In today’s digital era, where high-end cameras are embedded in smartphones, photography has shifted from a specialized craft to an everyday act. The accessibility of image-making and instant social media sharing blurs the lines between amateur and professional photography, raising questions about the traditional photographer’s role. This shift became apparent to me in 2021, the year the Webb Space Telescope launched. That same year, my daughter Violeta, gifted me a telescope, a simple gesture that inspired this project. While others turned their cameras toward the familiar, I chose to explore the vast unknown, space.

The title Lens references the origins of photography, particularly Nicéphore Niépce’s 1816 camera, which featured a cylindrical tube and a magnifying glass. The Moon has been a subject of photography since Louis Daguerre’s 1839 experiments, yet capturing an object nearly 250,000 miles away with my own equipment felt like a profound accomplishment. It was a personal reclamation of my role as a photographer in an era of mass image production. My moon photographs became the foundation for a broader project, blending star images from my backyard with constructed studio environments. These layered images formed galaxies, nebulous, and constellations—artificial yet evocative of deep space. Misty bathroom shadows added depth, while composition, light, and scale followed Surrealist influences.

Inspired by historical photographic tools, I designed my own lenses using PVC tubes, assembling them with magnifying glass and color transparency. These handmade lenses offer multiple viewing experiences: placed flat, positioned near light, set on a table, or mounted on a tripod.
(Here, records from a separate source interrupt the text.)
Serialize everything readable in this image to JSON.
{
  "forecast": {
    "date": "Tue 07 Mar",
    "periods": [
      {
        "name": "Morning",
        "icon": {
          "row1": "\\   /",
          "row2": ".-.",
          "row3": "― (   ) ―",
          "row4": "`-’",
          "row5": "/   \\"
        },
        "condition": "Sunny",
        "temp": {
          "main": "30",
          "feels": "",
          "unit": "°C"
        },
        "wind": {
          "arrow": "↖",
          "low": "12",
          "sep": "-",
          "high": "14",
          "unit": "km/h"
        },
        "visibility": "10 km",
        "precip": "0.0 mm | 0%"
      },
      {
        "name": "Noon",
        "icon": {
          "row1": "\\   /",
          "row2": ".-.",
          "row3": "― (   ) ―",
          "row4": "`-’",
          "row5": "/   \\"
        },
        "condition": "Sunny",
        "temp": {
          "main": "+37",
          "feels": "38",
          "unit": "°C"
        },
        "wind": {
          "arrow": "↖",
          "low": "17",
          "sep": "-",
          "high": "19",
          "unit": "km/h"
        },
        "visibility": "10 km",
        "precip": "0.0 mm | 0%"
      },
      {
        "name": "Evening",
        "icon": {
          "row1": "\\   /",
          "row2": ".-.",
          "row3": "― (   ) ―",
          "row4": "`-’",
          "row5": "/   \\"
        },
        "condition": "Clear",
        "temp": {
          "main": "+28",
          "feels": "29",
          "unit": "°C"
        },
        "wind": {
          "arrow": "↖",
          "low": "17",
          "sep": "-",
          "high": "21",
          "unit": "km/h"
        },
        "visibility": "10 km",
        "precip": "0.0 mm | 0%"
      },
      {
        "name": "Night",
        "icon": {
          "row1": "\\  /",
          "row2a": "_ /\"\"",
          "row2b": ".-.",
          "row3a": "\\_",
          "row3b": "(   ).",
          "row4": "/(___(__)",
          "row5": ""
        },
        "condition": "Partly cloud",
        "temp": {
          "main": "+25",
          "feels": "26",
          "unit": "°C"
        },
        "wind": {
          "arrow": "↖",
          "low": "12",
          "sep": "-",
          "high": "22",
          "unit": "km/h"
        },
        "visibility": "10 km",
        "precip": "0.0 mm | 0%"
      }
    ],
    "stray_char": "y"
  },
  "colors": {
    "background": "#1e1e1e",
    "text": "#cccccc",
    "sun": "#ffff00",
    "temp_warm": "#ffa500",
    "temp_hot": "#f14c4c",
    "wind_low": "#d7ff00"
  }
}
Looking through the black tube, the viewer becomes an active participant, an experience reminiscent of a telescope or early camera obscura.
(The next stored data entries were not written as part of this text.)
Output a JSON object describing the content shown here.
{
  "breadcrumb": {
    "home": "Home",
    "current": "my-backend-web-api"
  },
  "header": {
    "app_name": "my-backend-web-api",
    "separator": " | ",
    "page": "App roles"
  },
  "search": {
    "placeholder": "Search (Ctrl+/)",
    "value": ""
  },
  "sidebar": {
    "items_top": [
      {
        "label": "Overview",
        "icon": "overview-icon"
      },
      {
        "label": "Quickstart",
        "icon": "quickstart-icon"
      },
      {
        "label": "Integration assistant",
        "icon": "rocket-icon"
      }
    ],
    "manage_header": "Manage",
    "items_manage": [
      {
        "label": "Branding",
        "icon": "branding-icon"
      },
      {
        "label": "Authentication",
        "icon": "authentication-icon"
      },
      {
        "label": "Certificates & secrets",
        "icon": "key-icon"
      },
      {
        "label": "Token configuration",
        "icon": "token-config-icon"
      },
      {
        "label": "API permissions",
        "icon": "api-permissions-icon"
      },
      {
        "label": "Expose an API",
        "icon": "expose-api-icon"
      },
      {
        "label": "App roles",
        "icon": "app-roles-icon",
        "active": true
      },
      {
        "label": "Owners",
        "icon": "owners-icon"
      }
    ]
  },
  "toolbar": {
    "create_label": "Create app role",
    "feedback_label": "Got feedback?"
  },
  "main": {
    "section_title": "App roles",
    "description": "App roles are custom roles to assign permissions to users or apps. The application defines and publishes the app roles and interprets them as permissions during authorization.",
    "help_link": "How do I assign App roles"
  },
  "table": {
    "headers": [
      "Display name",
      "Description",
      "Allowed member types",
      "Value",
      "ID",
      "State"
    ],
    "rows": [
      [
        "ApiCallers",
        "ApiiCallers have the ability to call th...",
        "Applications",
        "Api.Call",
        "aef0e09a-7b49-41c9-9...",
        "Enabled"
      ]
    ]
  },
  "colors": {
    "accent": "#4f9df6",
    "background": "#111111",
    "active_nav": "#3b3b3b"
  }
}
Lens will have 30-35 lenses mounted on tripods in a gallery, with an audio soundscape. This installation invites viewers to explore a cosmic world, not discovered by NASA, but imagined in my studio. With 48 years of experience behind the lens, I offer an alternative way to engage with the universe, prioritizing artistic vision over scientific precision. The Lens installation is planned for Agitator, a cooperative gallery in Chicago, within the next two years. Having exhibited there twice before, most recently in 2024, I understand the space and the logistical needs. Funds will be spent on printing material, PVC tubes, metal washers, rubber, paint, tripods, hardware construction, lighting, shipping, gallery rental. My well being and career will continue as you can see from my long commitment to exhibit and create new work.

As an aging artist, I find the unknown a powerful force for creativity. With Lens, I continue a tradition of capturing and constructing new visions in the universe. Lens reaffirms the value of the photographer’s vision, proving that even in an era of infinite photographs, there is still space to imagine the unseen.